Mongo Béti parle, pages 81-82

Mais encore :

« Sur place, on se rend compte de la faillite des élites camerounaises. La conscience du monde, la conscience de l’importance de ce qui se passe dans le monde n’est pas spontanée. Elle est créée et est entretenue par une classe de gens qui sont soucieux d’informer le pays et de lui transmettre cette conscience des choses. Or chez nous ça n’existe pas.»


Mongo Béti parle, page 164

Plus loin, Mongo Béti explique les raisons de la faillite des élites africaines en générale et de celles camerounaises en particulier.

La politique et les politiciens ne sont pas oubliés : les différents présidents qui se sont succédés à la tête du Cameroun, par exemple, sont « loués » pour leur incompétence et le rôle prépondérant de l’entreprise française d’exploitation, raffinage et de distribution pétrolière ElfAquitaine dans l’installation et la perpétuation du système néocolonialiste par la France en Afrique, est souligné.

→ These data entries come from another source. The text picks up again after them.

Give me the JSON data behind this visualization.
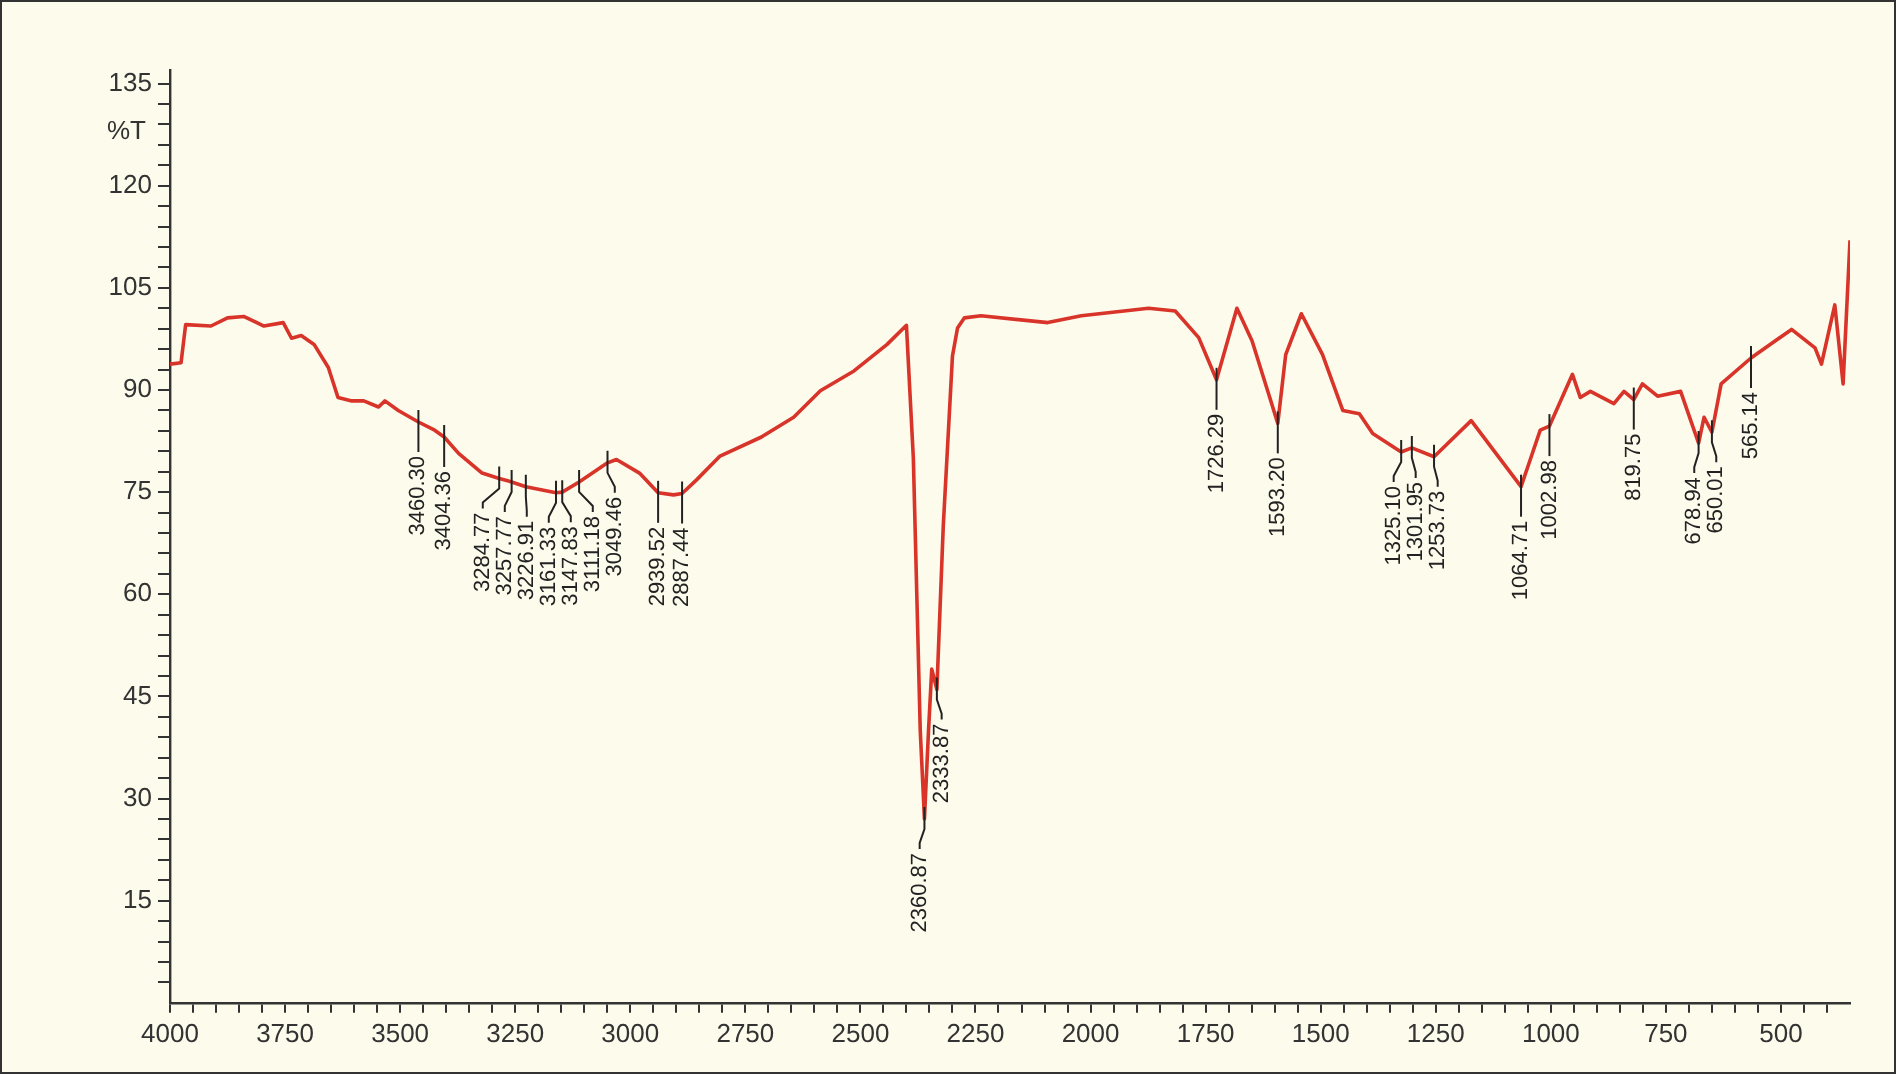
{
  "chart_data": {
    "type": "line",
    "ylabel": "%T",
    "xlim": [
      4000,
      350
    ],
    "ylim": [
      0,
      137
    ],
    "grid": false,
    "legend": false,
    "marker": "none",
    "line_style": "solid",
    "xticks": [
      4000,
      {
        "value": 3950,
        "label": null
      },
      {
        "value": 3900,
        "label": null
      },
      {
        "value": 3850,
        "label": null
      },
      {
        "value": 3800,
        "label": null
      },
      3750,
      {
        "value": 3700,
        "label": null
      },
      {
        "value": 3650,
        "label": null
      },
      {
        "value": 3600,
        "label": null
      },
      {
        "value": 3550,
        "label": null
      },
      3500,
      {
        "value": 3450,
        "label": null
      },
      {
        "value": 3400,
        "label": null
      },
      {
        "value": 3350,
        "label": null
      },
      {
        "value": 3300,
        "label": null
      },
      3250,
      {
        "value": 3200,
        "label": null
      },
      {
        "value": 3150,
        "label": null
      },
      {
        "value": 3100,
        "label": null
      },
      {
        "value": 3050,
        "label": null
      },
      3000,
      {
        "value": 2950,
        "label": null
      },
      {
        "value": 2900,
        "label": null
      },
      {
        "value": 2850,
        "label": null
      },
      {
        "value": 2800,
        "label": null
      },
      2750,
      {
        "value": 2700,
        "label": null
      },
      {
        "value": 2650,
        "label": null
      },
      {
        "value": 2600,
        "label": null
      },
      {
        "value": 2550,
        "label": null
      },
      2500,
      {
        "value": 2450,
        "label": null
      },
      {
        "value": 2400,
        "label": null
      },
      {
        "value": 2350,
        "label": null
      },
      {
        "value": 2300,
        "label": null
      },
      2250,
      {
        "value": 2200,
        "label": null
      },
      {
        "value": 2150,
        "label": null
      },
      {
        "value": 2100,
        "label": null
      },
      {
        "value": 2050,
        "label": null
      },
      2000,
      {
        "value": 1950,
        "label": null
      },
      {
        "value": 1900,
        "label": null
      },
      {
        "value": 1850,
        "label": null
      },
      {
        "value": 1800,
        "label": null
      },
      1750,
      {
        "value": 1700,
        "label": null
      },
      {
        "value": 1650,
        "label": null
      },
      {
        "value": 1600,
        "label": null
      },
      {
        "value": 1550,
        "label": null
      },
      1500,
      {
        "value": 1450,
        "label": null
      },
      {
        "value": 1400,
        "label": null
      },
      {
        "value": 1350,
        "label": null
      },
      {
        "value": 1300,
        "label": null
      },
      1250,
      {
        "value": 1200,
        "label": null
      },
      {
        "value": 1150,
        "label": null
      },
      {
        "value": 1100,
        "label": null
      },
      {
        "value": 1050,
        "label": null
      },
      1000,
      {
        "value": 950,
        "label": null
      },
      {
        "value": 900,
        "label": null
      },
      {
        "value": 850,
        "label": null
      },
      {
        "value": 800,
        "label": null
      },
      750,
      {
        "value": 700,
        "label": null
      },
      {
        "value": 650,
        "label": null
      },
      {
        "value": 600,
        "label": null
      },
      {
        "value": 550,
        "label": null
      },
      500,
      {
        "value": 450,
        "label": null
      },
      {
        "value": 400,
        "label": null
      }
    ],
    "yticks": [
      {
        "value": 3,
        "label": null
      },
      {
        "value": 6,
        "label": null
      },
      {
        "value": 9,
        "label": null
      },
      {
        "value": 12,
        "label": null
      },
      15,
      {
        "value": 18,
        "label": null
      },
      {
        "value": 21,
        "label": null
      },
      {
        "value": 24,
        "label": null
      },
      {
        "value": 27,
        "label": null
      },
      30,
      {
        "value": 33,
        "label": null
      },
      {
        "value": 36,
        "label": null
      },
      {
        "value": 39,
        "label": null
      },
      {
        "value": 42,
        "label": null
      },
      45,
      {
        "value": 48,
        "label": null
      },
      {
        "value": 51,
        "label": null
      },
      {
        "value": 54,
        "label": null
      },
      {
        "value": 57,
        "label": null
      },
      60,
      {
        "value": 63,
        "label": null
      },
      {
        "value": 66,
        "label": null
      },
      {
        "value": 69,
        "label": null
      },
      {
        "value": 72,
        "label": null
      },
      75,
      {
        "value": 78,
        "label": null
      },
      {
        "value": 81,
        "label": null
      },
      {
        "value": 84,
        "label": null
      },
      {
        "value": 87,
        "label": null
      },
      90,
      {
        "value": 93,
        "label": null
      },
      {
        "value": 96,
        "label": null
      },
      {
        "value": 99,
        "label": null
      },
      {
        "value": 102,
        "label": null
      },
      105,
      {
        "value": 108,
        "label": null
      },
      {
        "value": 111,
        "label": null
      },
      {
        "value": 114,
        "label": null
      },
      {
        "value": 117,
        "label": null
      },
      120,
      {
        "value": 123,
        "label": null
      },
      {
        "value": 126,
        "label": null
      },
      {
        "value": 129,
        "label": null
      },
      {
        "value": 132,
        "label": null
      },
      135
    ],
    "series": [
      {
        "color": "#d8342a",
        "x": [
          4000,
          3976,
          3966,
          3911,
          3875,
          3840,
          3796,
          3754,
          3736,
          3715,
          3687,
          3656,
          3635,
          3605,
          3579,
          3547,
          3533,
          3504,
          3460.3,
          3425,
          3404.36,
          3373,
          3322,
          3284.77,
          3257.77,
          3226.91,
          3161.33,
          3147.83,
          3111.18,
          3049.46,
          3030,
          2980,
          2939.52,
          2906,
          2887.44,
          2856,
          2805,
          2715,
          2645,
          2587,
          2514,
          2442,
          2400,
          2385,
          2370,
          2360.87,
          2352,
          2345,
          2333.87,
          2320,
          2300,
          2289,
          2274,
          2238,
          2093,
          2020,
          1874,
          1816,
          1765,
          1726.29,
          1682,
          1649,
          1593.2,
          1576,
          1542,
          1496,
          1452,
          1416,
          1387,
          1325.1,
          1301.95,
          1253.73,
          1173,
          1064.71,
          1023,
          1002.98,
          953,
          936,
          914,
          863,
          841,
          819.75,
          801,
          768,
          718,
          678.94,
          667,
          650.01,
          630,
          565.14,
          477,
          426,
          412,
          383,
          365,
          350
        ],
        "values": [
          93.8,
          94,
          99.6,
          99.4,
          100.6,
          100.8,
          99.4,
          99.9,
          97.6,
          98,
          96.7,
          93.3,
          88.9,
          88.4,
          88.4,
          87.5,
          88.4,
          87,
          85.3,
          84.1,
          83.1,
          80.7,
          77.8,
          77,
          76.5,
          75.8,
          74.9,
          75,
          76.5,
          79.3,
          79.8,
          77.8,
          74.9,
          74.6,
          74.8,
          76.8,
          80.3,
          83.1,
          86,
          89.9,
          92.8,
          96.7,
          99.5,
          80,
          40,
          27,
          40,
          49,
          46,
          70,
          95,
          99.1,
          100.6,
          100.9,
          99.9,
          100.9,
          102,
          101.6,
          97.7,
          91.5,
          102,
          97.2,
          85.1,
          95.2,
          101.2,
          95.2,
          87,
          86.5,
          83.6,
          80.9,
          81.5,
          80.2,
          85.5,
          75.8,
          84.1,
          84.7,
          92.3,
          88.9,
          89.8,
          88,
          89.8,
          88.6,
          90.9,
          89.1,
          89.8,
          82.2,
          86,
          83.8,
          90.9,
          94.7,
          98.9,
          96.2,
          93.8,
          102.5,
          90.9,
          112
        ]
      }
    ],
    "annotations": [
      {
        "text": "3460.30",
        "x": 3460.3,
        "y": 85.3
      },
      {
        "text": "3404.36",
        "x": 3404.36,
        "y": 83.1
      },
      {
        "text": "3284.77",
        "x": 3284.77,
        "y": 77
      },
      {
        "text": "3257.77",
        "x": 3257.77,
        "y": 76.5
      },
      {
        "text": "3226.91",
        "x": 3226.91,
        "y": 75.8
      },
      {
        "text": "3161.33",
        "x": 3161.33,
        "y": 74.9
      },
      {
        "text": "3147.83",
        "x": 3147.83,
        "y": 75
      },
      {
        "text": "3111.18",
        "x": 3111.18,
        "y": 76.5
      },
      {
        "text": "3049.46",
        "x": 3049.46,
        "y": 79.3
      },
      {
        "text": "2939.52",
        "x": 2939.52,
        "y": 74.9
      },
      {
        "text": "2887.44",
        "x": 2887.44,
        "y": 74.8
      },
      {
        "text": "2360.87",
        "x": 2360.87,
        "y": 27
      },
      {
        "text": "2333.87",
        "x": 2333.87,
        "y": 46
      },
      {
        "text": "1726.29",
        "x": 1726.29,
        "y": 91.5
      },
      {
        "text": "1593.20",
        "x": 1593.2,
        "y": 85.1
      },
      {
        "text": "1325.10",
        "x": 1325.1,
        "y": 80.9
      },
      {
        "text": "1301.95",
        "x": 1301.95,
        "y": 81.5
      },
      {
        "text": "1253.73",
        "x": 1253.73,
        "y": 80.2
      },
      {
        "text": "1064.71",
        "x": 1064.71,
        "y": 75.8
      },
      {
        "text": "1002.98",
        "x": 1002.98,
        "y": 84.7
      },
      {
        "text": "819.75",
        "x": 819.75,
        "y": 88.6
      },
      {
        "text": "678.94",
        "x": 678.94,
        "y": 82.2
      },
      {
        "text": "650.01",
        "x": 650.01,
        "y": 83.8
      },
      {
        "text": "565.14",
        "x": 565.14,
        "y": 94.7
      }
    ]
  }
}
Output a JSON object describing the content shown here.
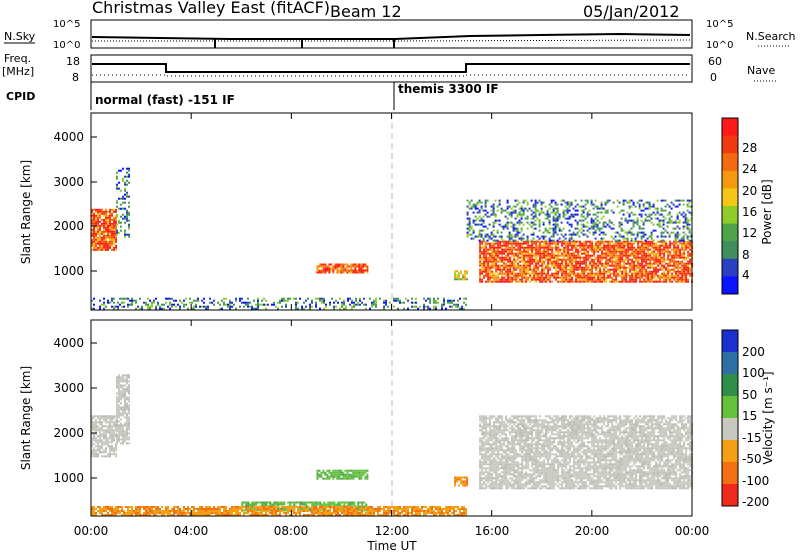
{
  "header": {
    "title": "Christmas Valley East (fitACF)",
    "beam": "Beam 12",
    "date": "05/Jan/2012"
  },
  "noise_panel": {
    "left_label": "N.Sky",
    "left_ticks": [
      "10^5",
      "10^0"
    ],
    "right_label": "N.Search",
    "right_ticks": [
      "10^5",
      "10^0"
    ]
  },
  "freq_panel": {
    "left_label_1": "Freq.",
    "left_label_2": "[MHz]",
    "left_ticks": [
      "18",
      "8"
    ],
    "right_label": "Nave",
    "right_ticks": [
      "60",
      "0"
    ]
  },
  "cpid_panel": {
    "label": "CPID",
    "modes": [
      "normal (fast) -151 IF",
      "themis 3300 IF"
    ]
  },
  "power_panel": {
    "ylabel": "Slant Range [km]",
    "yticks": [
      "1000",
      "2000",
      "3000",
      "4000"
    ],
    "colorbar_label": "Power [dB]",
    "colorbar_ticks": [
      "4",
      "8",
      "12",
      "16",
      "20",
      "24",
      "28"
    ],
    "colorbar_colors": [
      "#0a14ff",
      "#2b3fc2",
      "#3f8e5b",
      "#4fa34a",
      "#8fcc2a",
      "#f5c518",
      "#f59a10",
      "#f36a10",
      "#f23a10",
      "#ff1a1a"
    ]
  },
  "velocity_panel": {
    "ylabel": "Slant Range [km]",
    "yticks": [
      "1000",
      "2000",
      "3000",
      "4000"
    ],
    "colorbar_label": "Velocity [m s⁻¹]",
    "colorbar_ticks": [
      "200",
      "100",
      "50",
      "15",
      "-15",
      "-50",
      "-100",
      "-200"
    ],
    "colorbar_colors": [
      "#1c2fd0",
      "#2f6fa8",
      "#2f8e4a",
      "#63c23a",
      "#c8c8c0",
      "#f5a014",
      "#f57014",
      "#f02a1a"
    ]
  },
  "xaxis": {
    "xlabel": "Time UT",
    "ticks": [
      "00:00",
      "04:00",
      "08:00",
      "12:00",
      "16:00",
      "20:00",
      "00:00"
    ]
  },
  "chart_data": [
    {
      "type": "heatmap",
      "name": "power",
      "x_range_hours": [
        0,
        24
      ],
      "y_range_km": [
        180,
        4500
      ],
      "regions": [
        {
          "t": [
            0.0,
            1.0
          ],
          "r": [
            1500,
            2400
          ],
          "level": "high"
        },
        {
          "t": [
            1.0,
            1.5
          ],
          "r": [
            1800,
            3300
          ],
          "level": "low"
        },
        {
          "t": [
            9.0,
            11.0
          ],
          "r": [
            1000,
            1200
          ],
          "level": "high"
        },
        {
          "t": [
            14.5,
            15.0
          ],
          "r": [
            850,
            1050
          ],
          "level": "mid"
        },
        {
          "t": [
            15.5,
            24.0
          ],
          "r": [
            800,
            1700
          ],
          "level": "high"
        },
        {
          "t": [
            15.0,
            24.0
          ],
          "r": [
            1700,
            2600
          ],
          "level": "low"
        },
        {
          "t": [
            0.0,
            15.0
          ],
          "r": [
            200,
            450
          ],
          "level": "low"
        }
      ]
    },
    {
      "type": "heatmap",
      "name": "velocity",
      "x_range_hours": [
        0,
        24
      ],
      "y_range_km": [
        180,
        4500
      ],
      "regions": [
        {
          "t": [
            0.0,
            1.0
          ],
          "r": [
            1500,
            2400
          ],
          "v": "0"
        },
        {
          "t": [
            1.0,
            1.5
          ],
          "r": [
            1800,
            3300
          ],
          "v": "0"
        },
        {
          "t": [
            9.0,
            11.0
          ],
          "r": [
            1000,
            1200
          ],
          "v": "+30"
        },
        {
          "t": [
            14.5,
            15.0
          ],
          "r": [
            850,
            1050
          ],
          "v": "-60"
        },
        {
          "t": [
            15.5,
            24.0
          ],
          "r": [
            800,
            2400
          ],
          "v": "0"
        },
        {
          "t": [
            6.0,
            11.0
          ],
          "r": [
            300,
            500
          ],
          "v": "+30"
        },
        {
          "t": [
            0.0,
            15.0
          ],
          "r": [
            180,
            400
          ],
          "v": "-30"
        }
      ]
    }
  ]
}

Faisant un pied de nez à tous ceux qui l’ont traité d’anti-français, Mongo Béti réaffirme que toutes les colonisations se valent et que les Anglais n’ont pas fait mieux que les Français. Enfin, pour se sortir de l’impasse dans laquelle se trouve l’Afrique actuellement, Mongo Béti prône la non-violence, en tout cas celle des peuples:

« Martin Luther King a mené un combat d’où la violence n’était pas exclue. C’est là le problème, la violence ne fût pas le fait de Martin Luther King, mais  Martin Luther King et ses troupes ont subi la violence du pouvoir blanc. (…) Je n’ai pas l’impression que nous puissions nous en tirer ici, même en préconisant un combat non violent, que nous puissions nous en tirer sans subir la violence des autres ».

Mais

«  J’ai l’impression que la non-violence n’a pas été suffisamment utilisée par les Camerounais. Je crois pourtant que c’est là notre seule chance de nous en sortir ».


Mongo Béti parle, pages 256-259

Mongo Béti expose dans la suite du texte, les stratagèmes à mettre en place pour faire usage de cette non-violence.

Comme relevé ci-dessus, problèmes économiques, diplomatiques etc. ne sont pas en reste dans ce livre. Leurs solutions aussi.

Mongo Béti nous parle donc dans ce livre. Mais l’écoutons-nous? J’en doute. Toutefois il n’est jamais trop tard. Sous cette plume d’Ambroise Kom, allons grandement ouvrir nos oreilles, en effet, s’il faut lire un Mongo Béti qui n’a pas été écrit par Mongo Béti, c’est incontestablement celui-ci.